Su quali argomenti si è impegnato di più in questi cinque anni a Roma?

«Mi sono battuto contro la speculazione delle centraline idroelettriche, che considero l’appropriazione di un bene comune. Senza acqua nei torrenti bellunesi le Dolomiti si impoveriscono, il turismo ci rimette e rischiamo il titolo Unesco. Ho messo grande impegno anche nella campagna referendaria per l’autonomia del Veneto e di Belluno. Il legislatore dev’essere più vicino possibile al territorio per comprenderne le difficoltà. Stare a Roma non permette di capire le aree marginali, che invece sono quelle con i bisogni più complessi. Inoltre, mentre a Roma abbiamo detto no alle Olimpiadi, che sarebbero diventate una nuova opportunità di corruzione, a Belluno ho detto sì ai Mondiali di Cortina 2021. Ho parlato con i cittadini, i sindaci e Anas e continuerò il mio impegno affinché si realizzino opere vicine alle esigenze del territorio e senza speculazioni. Per l’Alemagna manca ancora il nodo di Longarone e bisogna pensare ad uno sbocco a Nord. Con la ferrovia. Io sono contrario al prolungamento dell’autostrada, mentre credo nella necessità di elettrificare la ferrovia fino a Calalzo».

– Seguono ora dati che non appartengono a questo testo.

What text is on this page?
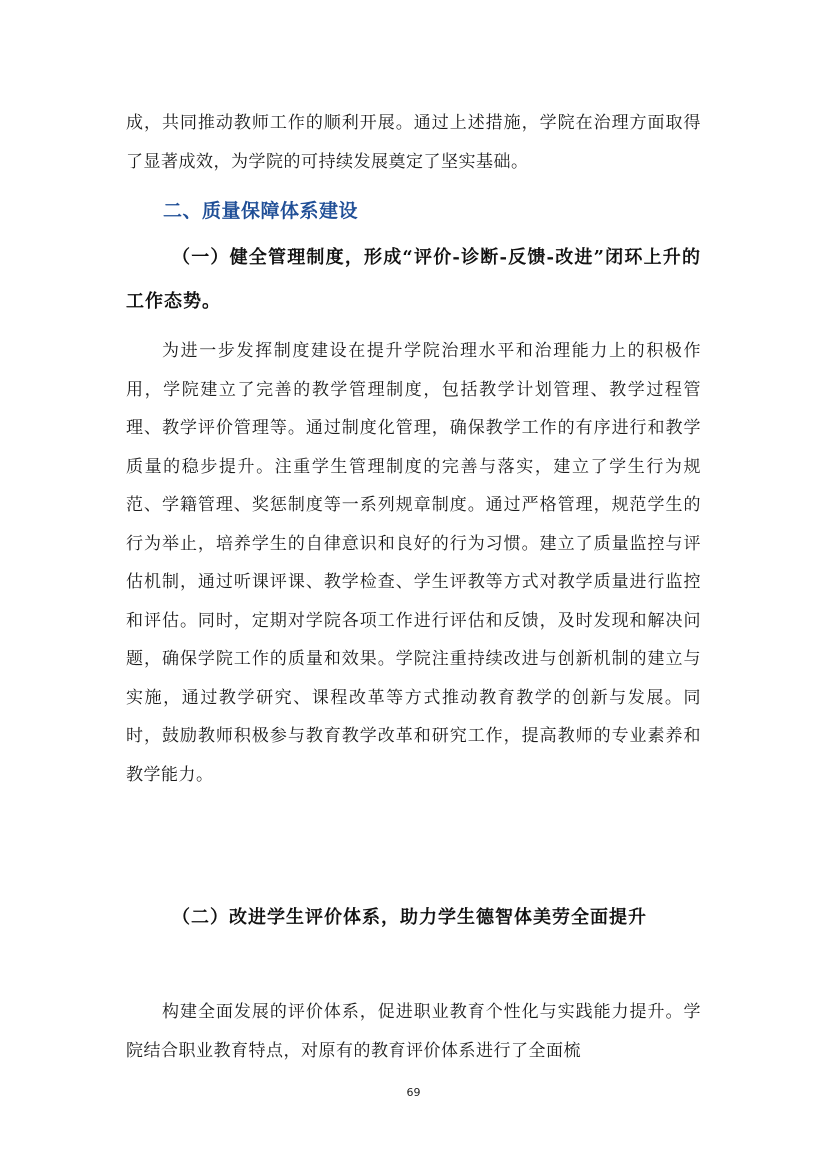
成，共同推动教师工作的顺利开展。通过上述措施，学院在治理方面取得了显著成效，为学院的可持续发展奠定了坚实基础。

二、质量保障体系建设
（一）健全管理制度，形成“评价-诊断-反馈-改进”闭环上升的工作态势。

为进一步发挥制度建设在提升学院治理水平和治理能力上的积极作用，学院建立了完善的教学管理制度，包括教学计划管理、教学过程管理、教学评价管理等。通过制度化管理，确保教学工作的有序进行和教学质量的稳步提升。注重学生管理制度的完善与落实，建立了学生行为规范、学籍管理、奖惩制度等一系列规章制度。通过严格管理，规范学生的行为举止，培养学生的自律意识和良好的行为习惯。建立了质量监控与评估机制，通过听课评课、教学检查、学生评教等方式对教学质量进行监控和评估。同时，定期对学院各项工作进行评估和反馈，及时发现和解决问题，确保学院工作的质量和效果。学院注重持续改进与创新机制的建立与实施，通过教学研究、课程改革等方式推动教育教学的创新与发展。同时，鼓励教师积极参与教育教学改革和研究工作，提高教师的专业素养和教学能力。

（二）改进学生评价体系，助力学生德智体美劳全面提升

构建全面发展的评价体系，促进职业教育个性化与实践能力提升。学院结合职业教育特点，对原有的教育评价体系进行了全面梳

69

Qual è, secondo lei, il problema maggiore da risolvere nel bellunese?

«Lo spopolamento. Bisogna mantenere l’identità culturale e combattere la lenta eutanasia del territorio. Noi proponiamo la defiscalizzazione per le attività commerciali, più sostegno alle famiglie e sinergie con i territori vicini. Sarebbe utile riportare qui gli emigranti e i loro discendenti. Sono persone già legate a Belluno e di cultura simile alla nostra. L’iniziativa deve coinvolgere anche le aziende, perché la manifattura bellunese sta perdendo personale qualificato e ne ha assoluto bisogno».

Come immagina l’autonomia bellunese?

«Con sinergie sempre più forti con Trento e Bolzano, con le quali dovremmo puntare a creare un’area vasta: la Regione Dolomitica, che comprenda il territorio delle Dolomiti Unesco, in un’ottica di rafforzamento del turismo. L’uomo ha messo i confini, ma le montagne non hanno confini. Gli uomini delle Dolomiti devono pensare insieme a come fermare la discesa a valle».

Lei è stato anche vice presidente della Commissione d’inchiesta sul digitale nella pa. Quant’è importante l’innovazione per la montagna?

«Fondamentale. Io sono favorevole alle esperienze all’estero per i nostri giovani, ma poi vorrei che tornassero trovando aziende di respiro internazionale stimolate da un ambiente bellissimo e da borghi storici di grande pregio culturale, che dovremmo recuperare e valorizzare di più. Lavorare circondati da un ambiente così stimola la creatività. Per realizzare tutto ciò, però, dobbiamo portare la banda larga in ogni frazione».

Dall’elettrodotto ai pesticidi dei vigneti, il nostro ambiente è continuamente minacciato. Lei cosa ne pensa?

«L’elettrodotto deve essere interrato. Migliorare le linee va bene, ma non così. Per l’agricoltura credo nel biologico e nella necessità di un marchio unico bellunese. I nostri terreni sono ancora incontaminati, l’intera Valbelluna può diventare un grande distretto bio».